Il apparait ainsi que, dans une logique de l'antagonisme énergétique et de la complémentarité des opposés, les oppositions (apparentes ?) sont indispensables pour créer un courant d'énergie : l'équilibre est issu de deux forces contraires agissant symétriquement, et qui sont moins opposées que complémentaires ("contraria sunt complementa", mentionnait le blason de Niels BOHR).
Selon Mircea ELIADE, les croyances impliquant la "coincidentia oppositorum" trahissent la nostalgie d'un Paradis perdu, d'un état paradoxal dans lequel les contraires coexistent sans pour autant s'affronter, et où les multiplicités contribuent à composer les aspects d'une mystérieuse unité ; le désir de recouvrer cette unité perdue contraint l'homme à concevoir les opposés comme les aspects complémentaires d'une réalité unique, les polarités et les antagonismes pouvant être articulés et réintégrés dans cette unité.
Selon Nicolas de CUSE, la coïncidence des contraires est la définition la moins imparfaite qu'on puisse donner de la Divinité et d'après HERACLITE, toute chose naît de la lutte, les contraires s'accordent et une belle harmonie se dégage de ce qui diffère en apparence.

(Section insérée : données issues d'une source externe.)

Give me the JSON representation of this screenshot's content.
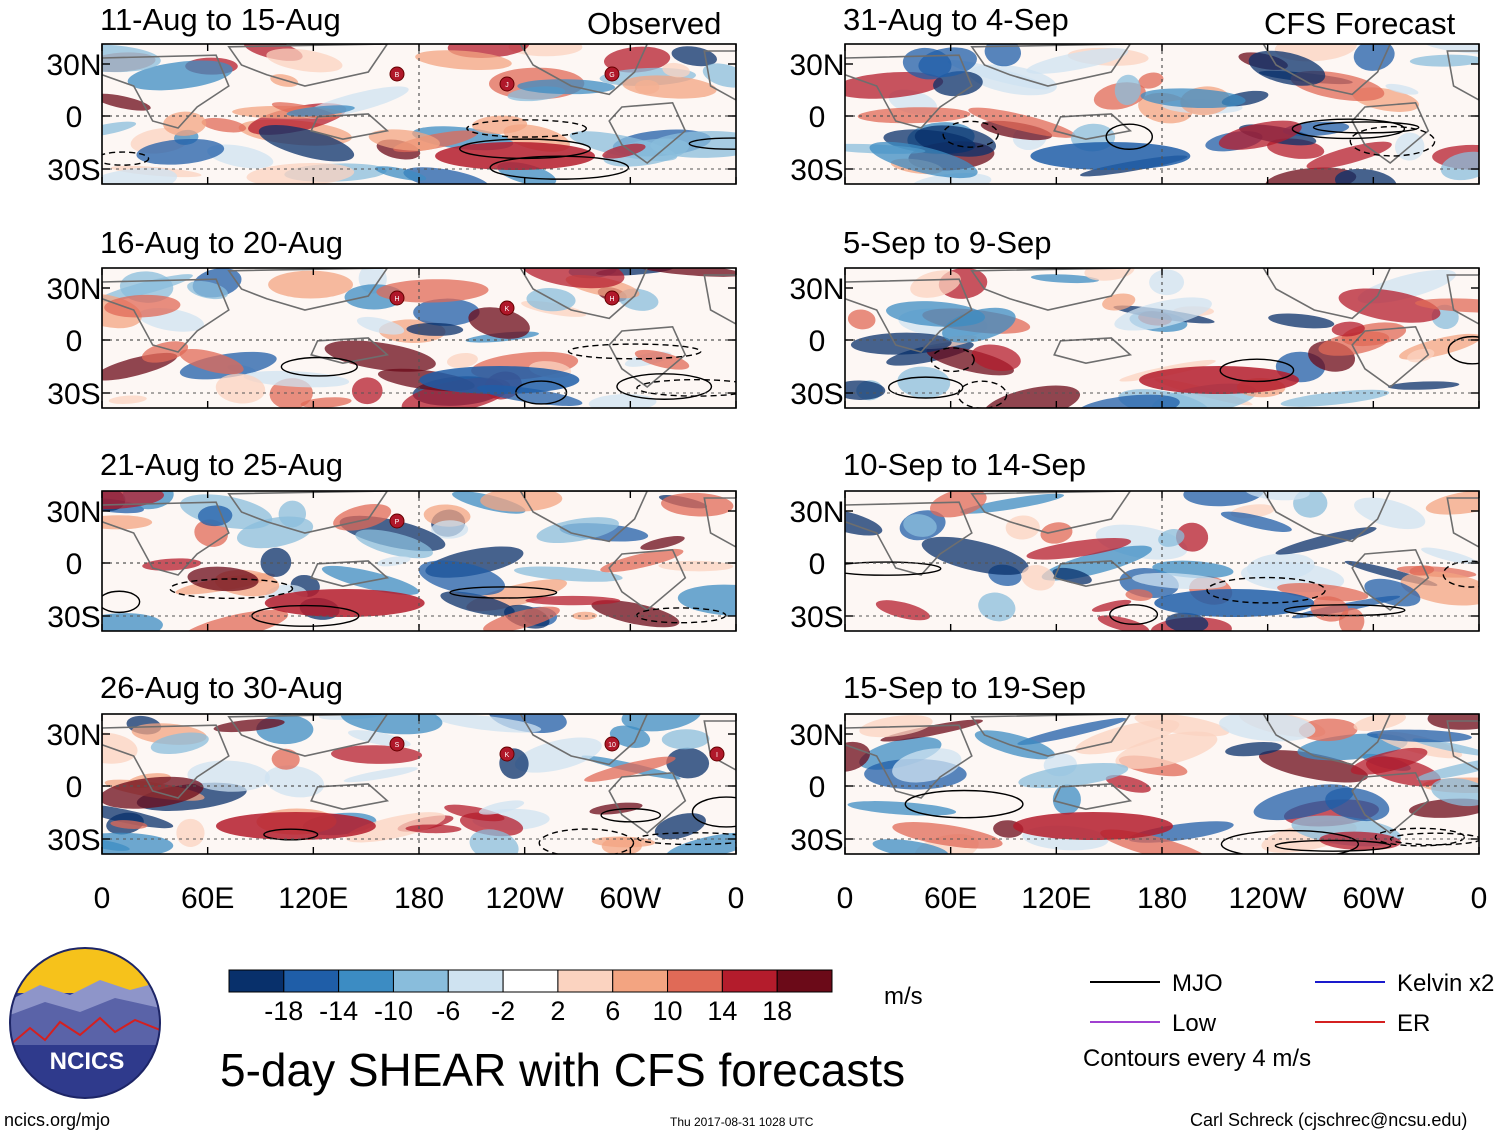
{
  "chart_data": {
    "type": "heatmap",
    "title": "5-day SHEAR with CFS forecasts",
    "units": "m/s",
    "colorbar": {
      "tick_labels": [
        "-18",
        "-14",
        "-10",
        "-6",
        "-2",
        "2",
        "6",
        "10",
        "14",
        "18"
      ],
      "colors": [
        "#08306b",
        "#1f5ea8",
        "#3c8cc3",
        "#89bddc",
        "#cfe3f1",
        "#ffffff",
        "#fbd3c0",
        "#f3a481",
        "#e06a57",
        "#b41c2c",
        "#6b0a18"
      ]
    },
    "lat_tick_labels": [
      "30N",
      "0",
      "30S"
    ],
    "lon_tick_labels": [
      "0",
      "60E",
      "120E",
      "180",
      "120W",
      "60W",
      "0"
    ],
    "columns": [
      {
        "label": "Observed",
        "panels": [
          {
            "period": "11-Aug to 15-Aug",
            "storms": [
              "B",
              "J",
              "G"
            ]
          },
          {
            "period": "16-Aug to 20-Aug",
            "storms": [
              "H",
              "K",
              "H"
            ]
          },
          {
            "period": "21-Aug to 25-Aug",
            "storms": [
              "P"
            ]
          },
          {
            "period": "26-Aug to 30-Aug",
            "storms": [
              "S",
              "K",
              "10",
              "I"
            ]
          }
        ]
      },
      {
        "label": "CFS Forecast",
        "panels": [
          {
            "period": "31-Aug to 4-Sep",
            "storms": []
          },
          {
            "period": "5-Sep to 9-Sep",
            "storms": []
          },
          {
            "period": "10-Sep to 14-Sep",
            "storms": []
          },
          {
            "period": "15-Sep to 19-Sep",
            "storms": []
          }
        ]
      }
    ],
    "contour_legend": [
      {
        "label": "MJO",
        "color": "#000000"
      },
      {
        "label": "Kelvin x2",
        "color": "#1a1acc"
      },
      {
        "label": "Low",
        "color": "#a040d0"
      },
      {
        "label": "ER",
        "color": "#d42020"
      }
    ],
    "contour_note": "Contours every 4 m/s"
  },
  "footer": {
    "logo_text": "NCICS",
    "site": "ncics.org/mjo",
    "timestamp": "Thu 2017-08-31 1028 UTC",
    "author": "Carl Schreck (cjschrec@ncsu.edu)"
  }
}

Car Gustav JUNG était passionné par la recherche de l'unité au moyen de la réintégration des opposés : l' homme ne peut atteindre l'unité que dans la mesure où il réusssit à dépasser continuellement les conflits qui le déchirent intérieurement et le laissent souvent en équilibre instable au-dessus de ses gouffres ; JUNG s'est appliqué à déchiffrer les structures de l'inconscient collectif, en vue de faciliter la réconciliation de l'homme avec la partie inconsciente de sa vie psychique et de le conduire ainsi vers la réintégration de sa personnalité.

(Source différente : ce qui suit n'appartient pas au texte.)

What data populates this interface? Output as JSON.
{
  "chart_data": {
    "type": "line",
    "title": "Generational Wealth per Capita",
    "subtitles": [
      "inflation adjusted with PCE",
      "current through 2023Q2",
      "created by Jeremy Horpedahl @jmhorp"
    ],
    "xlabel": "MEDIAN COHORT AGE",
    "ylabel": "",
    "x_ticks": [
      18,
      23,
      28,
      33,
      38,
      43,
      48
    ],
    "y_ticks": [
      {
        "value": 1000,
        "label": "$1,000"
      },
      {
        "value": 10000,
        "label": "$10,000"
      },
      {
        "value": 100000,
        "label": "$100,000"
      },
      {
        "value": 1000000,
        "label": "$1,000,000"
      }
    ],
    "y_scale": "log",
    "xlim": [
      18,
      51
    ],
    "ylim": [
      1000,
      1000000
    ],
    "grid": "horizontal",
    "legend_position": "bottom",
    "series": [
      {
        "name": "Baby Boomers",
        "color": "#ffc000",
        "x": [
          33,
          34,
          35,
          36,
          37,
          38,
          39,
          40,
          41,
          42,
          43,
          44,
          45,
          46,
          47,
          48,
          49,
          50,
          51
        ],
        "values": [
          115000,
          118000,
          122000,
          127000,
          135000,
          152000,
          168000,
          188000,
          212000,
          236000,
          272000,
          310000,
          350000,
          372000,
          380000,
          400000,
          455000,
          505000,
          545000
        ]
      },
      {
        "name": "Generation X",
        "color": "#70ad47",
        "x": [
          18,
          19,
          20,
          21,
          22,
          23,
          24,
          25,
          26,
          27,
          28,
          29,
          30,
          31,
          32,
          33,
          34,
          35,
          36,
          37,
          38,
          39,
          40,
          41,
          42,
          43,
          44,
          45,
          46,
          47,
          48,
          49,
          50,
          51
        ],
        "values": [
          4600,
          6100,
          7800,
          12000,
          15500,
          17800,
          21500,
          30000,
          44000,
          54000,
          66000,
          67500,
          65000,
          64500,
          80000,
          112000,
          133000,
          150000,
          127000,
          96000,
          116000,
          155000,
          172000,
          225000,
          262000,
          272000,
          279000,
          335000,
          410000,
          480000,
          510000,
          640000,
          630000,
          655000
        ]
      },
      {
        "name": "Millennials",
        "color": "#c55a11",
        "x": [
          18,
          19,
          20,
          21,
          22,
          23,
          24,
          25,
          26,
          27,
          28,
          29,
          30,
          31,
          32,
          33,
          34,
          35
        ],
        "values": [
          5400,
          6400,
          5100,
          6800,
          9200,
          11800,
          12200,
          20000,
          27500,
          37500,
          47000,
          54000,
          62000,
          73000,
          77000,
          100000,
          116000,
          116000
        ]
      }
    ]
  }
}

D'après Roger GODEL, le "jivan-mukta" hindou, le "délivré vivant", transcende le flux du monde phénoménal et se situe dans une conscience-témoin en dépassant les conditionnements et la dualité : cette expérience complète d'ailleurs un comportement fondamental de la vie et de la conscience , le principe régularateur d'intégration dont une expression est l'homéostase, la sagesse du corps. Les dualités et les antagonismes ne réprésentent pas la réalité ultime : en abaissant le niveau de tension des complémentaires, la conscience pure du jivan-mukta, qui se situe au delà des dualités, se réalise en une expérience vécue d'unité retrouvée.

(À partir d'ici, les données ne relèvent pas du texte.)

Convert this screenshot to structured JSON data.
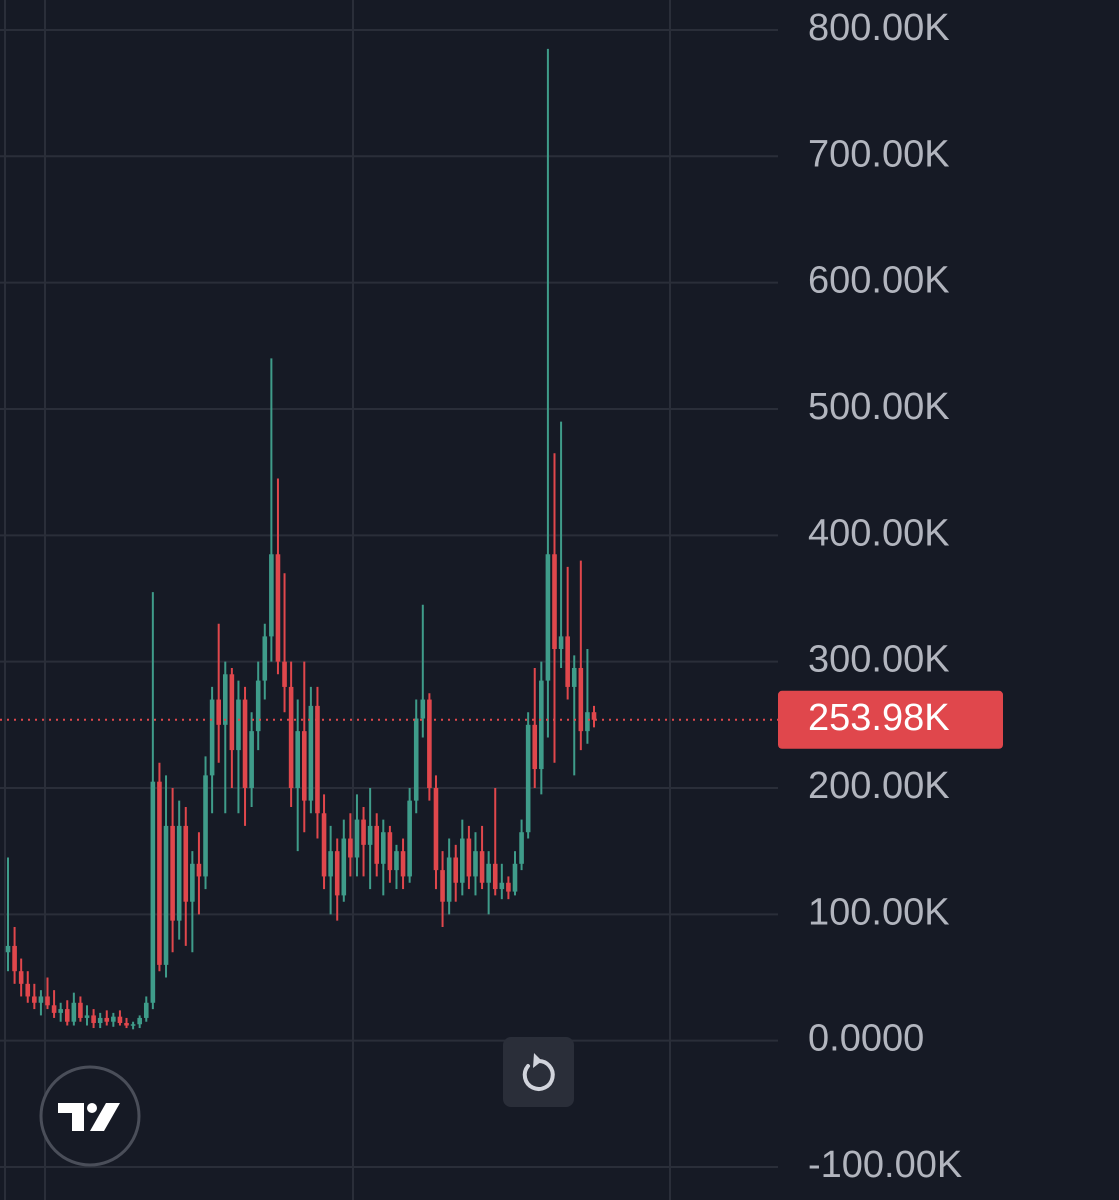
{
  "chart_data": {
    "type": "candlestick",
    "ylim": [
      -126100,
      823700
    ],
    "yticks": [
      {
        "value": 800000,
        "label": "800.00K"
      },
      {
        "value": 700000,
        "label": "700.00K"
      },
      {
        "value": 600000,
        "label": "600.00K"
      },
      {
        "value": 500000,
        "label": "500.00K"
      },
      {
        "value": 400000,
        "label": "400.00K"
      },
      {
        "value": 300000,
        "label": "300.00K"
      },
      {
        "value": 200000,
        "label": "200.00K"
      },
      {
        "value": 100000,
        "label": "100.00K"
      },
      {
        "value": 0,
        "label": "0.0000"
      },
      {
        "value": -100000,
        "label": "-100.00K"
      }
    ],
    "grid": true,
    "up_color": "#3f9c8a",
    "down_color": "#e0474c",
    "last_price": {
      "value": 253980,
      "label": "253.98K"
    },
    "open": [
      70000,
      75000,
      55000,
      45000,
      35000,
      30000,
      35000,
      28000,
      22000,
      25000,
      15000,
      30000,
      18000,
      20000,
      14000,
      18000,
      15000,
      19000,
      14000,
      12000,
      13000,
      18000,
      30000,
      205000,
      60000,
      170000,
      95000,
      170000,
      110000,
      140000,
      130000,
      210000,
      270000,
      250000,
      290000,
      230000,
      270000,
      200000,
      245000,
      285000,
      320000,
      385000,
      300000,
      280000,
      200000,
      245000,
      190000,
      265000,
      180000,
      130000,
      150000,
      115000,
      160000,
      145000,
      175000,
      155000,
      170000,
      140000,
      165000,
      135000,
      150000,
      130000,
      190000,
      255000,
      270000,
      200000,
      135000,
      110000,
      145000,
      125000,
      160000,
      130000,
      150000,
      125000,
      140000,
      120000,
      125000,
      118000,
      140000,
      165000,
      250000,
      215000,
      285000,
      385000,
      310000,
      320000,
      280000,
      295000,
      245000,
      260000
    ],
    "high": [
      145000,
      90000,
      65000,
      55000,
      45000,
      40000,
      50000,
      40000,
      30000,
      32000,
      38000,
      35000,
      28000,
      25000,
      22000,
      24000,
      22000,
      24000,
      18000,
      15000,
      20000,
      35000,
      355000,
      220000,
      210000,
      200000,
      190000,
      185000,
      150000,
      165000,
      225000,
      280000,
      330000,
      300000,
      295000,
      285000,
      280000,
      260000,
      300000,
      330000,
      540000,
      445000,
      370000,
      300000,
      270000,
      300000,
      280000,
      280000,
      195000,
      170000,
      160000,
      175000,
      180000,
      195000,
      185000,
      200000,
      180000,
      175000,
      170000,
      155000,
      160000,
      200000,
      270000,
      345000,
      275000,
      210000,
      150000,
      160000,
      155000,
      175000,
      170000,
      165000,
      170000,
      150000,
      200000,
      140000,
      130000,
      150000,
      175000,
      260000,
      295000,
      300000,
      785000,
      465000,
      490000,
      375000,
      305000,
      380000,
      310000,
      265000
    ],
    "low": [
      55000,
      45000,
      35000,
      30000,
      25000,
      20000,
      25000,
      18000,
      15000,
      12000,
      12000,
      15000,
      12000,
      10000,
      10000,
      12000,
      11000,
      12000,
      10000,
      9000,
      10000,
      15000,
      25000,
      55000,
      50000,
      70000,
      80000,
      75000,
      70000,
      100000,
      120000,
      180000,
      220000,
      180000,
      200000,
      180000,
      170000,
      185000,
      230000,
      270000,
      300000,
      290000,
      260000,
      185000,
      150000,
      165000,
      180000,
      160000,
      120000,
      100000,
      95000,
      110000,
      130000,
      130000,
      130000,
      120000,
      130000,
      115000,
      125000,
      120000,
      120000,
      125000,
      180000,
      240000,
      190000,
      120000,
      90000,
      100000,
      110000,
      115000,
      120000,
      115000,
      120000,
      100000,
      115000,
      112000,
      112000,
      115000,
      135000,
      160000,
      200000,
      195000,
      240000,
      220000,
      295000,
      270000,
      210000,
      230000,
      235000,
      248000
    ],
    "close": [
      75000,
      55000,
      45000,
      35000,
      30000,
      35000,
      28000,
      22000,
      25000,
      15000,
      30000,
      18000,
      20000,
      14000,
      18000,
      15000,
      19000,
      14000,
      12000,
      13000,
      18000,
      30000,
      205000,
      60000,
      170000,
      95000,
      170000,
      110000,
      140000,
      130000,
      210000,
      270000,
      250000,
      290000,
      230000,
      270000,
      200000,
      245000,
      285000,
      320000,
      385000,
      300000,
      280000,
      200000,
      245000,
      190000,
      265000,
      180000,
      130000,
      150000,
      115000,
      160000,
      145000,
      175000,
      155000,
      170000,
      140000,
      165000,
      135000,
      150000,
      130000,
      190000,
      255000,
      270000,
      200000,
      135000,
      110000,
      145000,
      125000,
      160000,
      130000,
      150000,
      125000,
      140000,
      120000,
      125000,
      118000,
      140000,
      165000,
      250000,
      215000,
      285000,
      385000,
      310000,
      320000,
      280000,
      295000,
      245000,
      260000,
      253980
    ]
  }
}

Dans les authentiques arts dits "martiaux", existe la notion de "conflit créateur" : les adversaires deviennent des partenaires ; à la confrontation plus ou moins brutale de deux énergies doit se substituer l'harmonisation de deux énergies en une seule.
Pourquoi dès lors cette récurrence de la forme de la double spirale inversée dans divers domaines de la vie cosmique, biologique ou simplement humaine ?
Il convient d'observer que l'évolution de l'humain sur terre se fait sous la forme d'une double spirale inversée ou de deux spirales opposées :
- une spirale de matérialisation (sens descendant, sortie dans le manifesté, involution), animée d'un mouvement centripète, de l'invisible à la matière, dans la rencontre du Ciel et de la terre, de l'extérieur infini vers l'intérieur limité, qui se manifeste par l'incarnation, la croissance physique, osseuse et musculaire, et le développement de la forme individuelle ;
- une spirale de spiritualisation (sens ascendant, rentrée dans le non - manifesté, évolution), animée d'un mouvement centrifuge, de retour du corps limité vers l'Esprit invisible et illimité, la source cosmique, la fusion dans l'unité divine, et qui peut se manifester notamment par l'art : la beauté exprimée dans l'art, c'est l'inverse du mouvement de l'incarnation.